On Saturday May 27th at 2pm, Lindsey Dorr-Niro and Marty McConnell will give a performance in response to Dorr-Niro’s installation in Sector 2337’s main gallery. This event is free.
We were wrong about evolution.
Everything happens in at least two directions.
— Marty McConnell, watershed
Personhood then is also in the mesh — it may look solid from a distance, but as we approach it we discover that it is full of holes.
— Timothy Morton, Hyperobjects: Philosophy and Ecology After the End of the World
Through video projection and the performance of poems exploring an un/dis-located, peri-apocalyptic landscape, visual artist Lindsey Dorr-Niro and poet Marty McConnell will invite the audience to navigate a physical and intellectual world of both familiar and unfamiliar disruption. Framing and interspersed within the performance will be mini-lectures by Dorr-Niro relating components of the current exhibit to both the concepts of Timothy Morton’s hyperobjects and the role of music and art in resistance movements, including Woody Guthrie’s seminal alternative national anthem, “This Land is Your Land.”
About the artists:
Throughout her work, transdisciplinary visual artist Lindsey Dorr-Niro aims to make art a practice of critical consciousness, calling viewers deeper into themselves and relation with the world. Her installations disrupt and reorganize our vision and being in a way that enable us to see, imagine, and be differently — facilitating an embodied, contemplative, and ecstatic alternative to the amnesiac conditions of late capitalism. Lindsey holds her MFA from Yale University (2008) and currently works as both an artist and educator in Chicago, Illinois. Recent exhibitions include A Primacy of Perception at Indiana University’s Fuller Projects Gallery (Bloomington, IN 2016) and An Anthem for the Sun as part of Roman Susan’s No Diving! Series (Chicago, IL, 2016)

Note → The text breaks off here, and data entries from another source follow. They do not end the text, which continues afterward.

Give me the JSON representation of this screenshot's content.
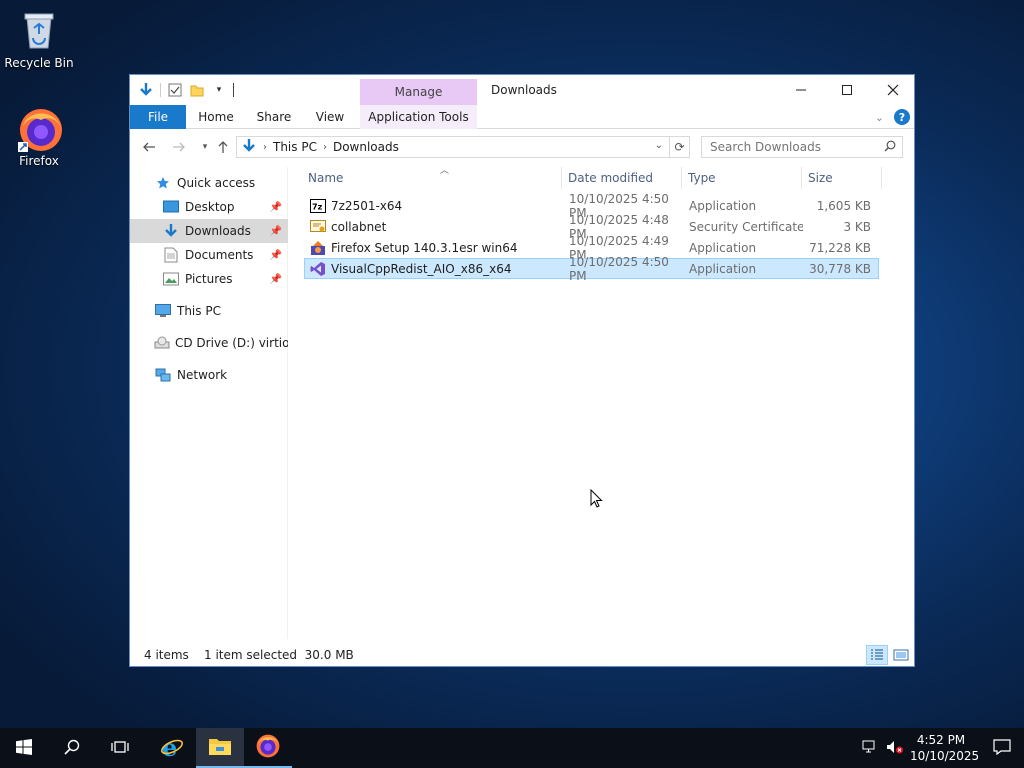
{
  "desktop": {
    "icons": [
      {
        "label": "Recycle Bin",
        "icon": "recycle-bin-icon"
      },
      {
        "label": "Firefox",
        "icon": "firefox-icon"
      }
    ]
  },
  "window": {
    "title": "Downloads",
    "context_tab": "Manage",
    "ribbon_tabs": {
      "file": "File",
      "home": "Home",
      "share": "Share",
      "view": "View",
      "app_tools": "Application Tools"
    },
    "address": {
      "segments": [
        "This PC",
        "Downloads"
      ]
    },
    "search_placeholder": "Search Downloads",
    "colors": {
      "accent": "#1979ca",
      "selection": "#cce8ff",
      "manage_tab": "#e8c9f6"
    }
  },
  "nav": {
    "quick_access": "Quick access",
    "desktop": "Desktop",
    "downloads": "Downloads",
    "documents": "Documents",
    "pictures": "Pictures",
    "this_pc": "This PC",
    "cd_drive": "CD Drive (D:) virtio-w",
    "network": "Network"
  },
  "columns": {
    "name": "Name",
    "date": "Date modified",
    "type": "Type",
    "size": "Size"
  },
  "files": [
    {
      "name": "7z2501-x64",
      "date": "10/10/2025 4:50 PM",
      "type": "Application",
      "size": "1,605 KB",
      "icon": "7zip-icon"
    },
    {
      "name": "collabnet",
      "date": "10/10/2025 4:48 PM",
      "type": "Security Certificate",
      "size": "3 KB",
      "icon": "certificate-icon"
    },
    {
      "name": "Firefox Setup 140.3.1esr win64",
      "date": "10/10/2025 4:49 PM",
      "type": "Application",
      "size": "71,228 KB",
      "icon": "installer-icon"
    },
    {
      "name": "VisualCppRedist_AIO_x86_x64",
      "date": "10/10/2025 4:50 PM",
      "type": "Application",
      "size": "30,778 KB",
      "icon": "visual-studio-icon"
    }
  ],
  "status": {
    "count": "4 items",
    "selection": "1 item selected  30.0 MB"
  },
  "taskbar": {
    "time": "4:52 PM",
    "date": "10/10/2025"
  }
}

Marty McConnell lives in Chicago, Illinois, where she coaches individuals and groups toward building thriving, sustainable lives and organizations. An MFA graduate of Sarah Lawrence College, her work has recently appeared in Best American Poetry, Southern Humanities Review, Gulf Coast, and Gettysburg Review, and is forthcoming inMassachussetts Review and Calyx. Her first full-length collection, “wine for a shotgun,” published by EM Press, received the Silver Medal in the Independent Publishers Awards, and was a finalist for both the Audre Lorde Award (Publishing Triangle) and the Lambda Literary Awards. her first non-fiction book, “Gathering Voices: Creating a Community-Based Poetry Workshop,” is forthcoming in 2018 on YesYes Books.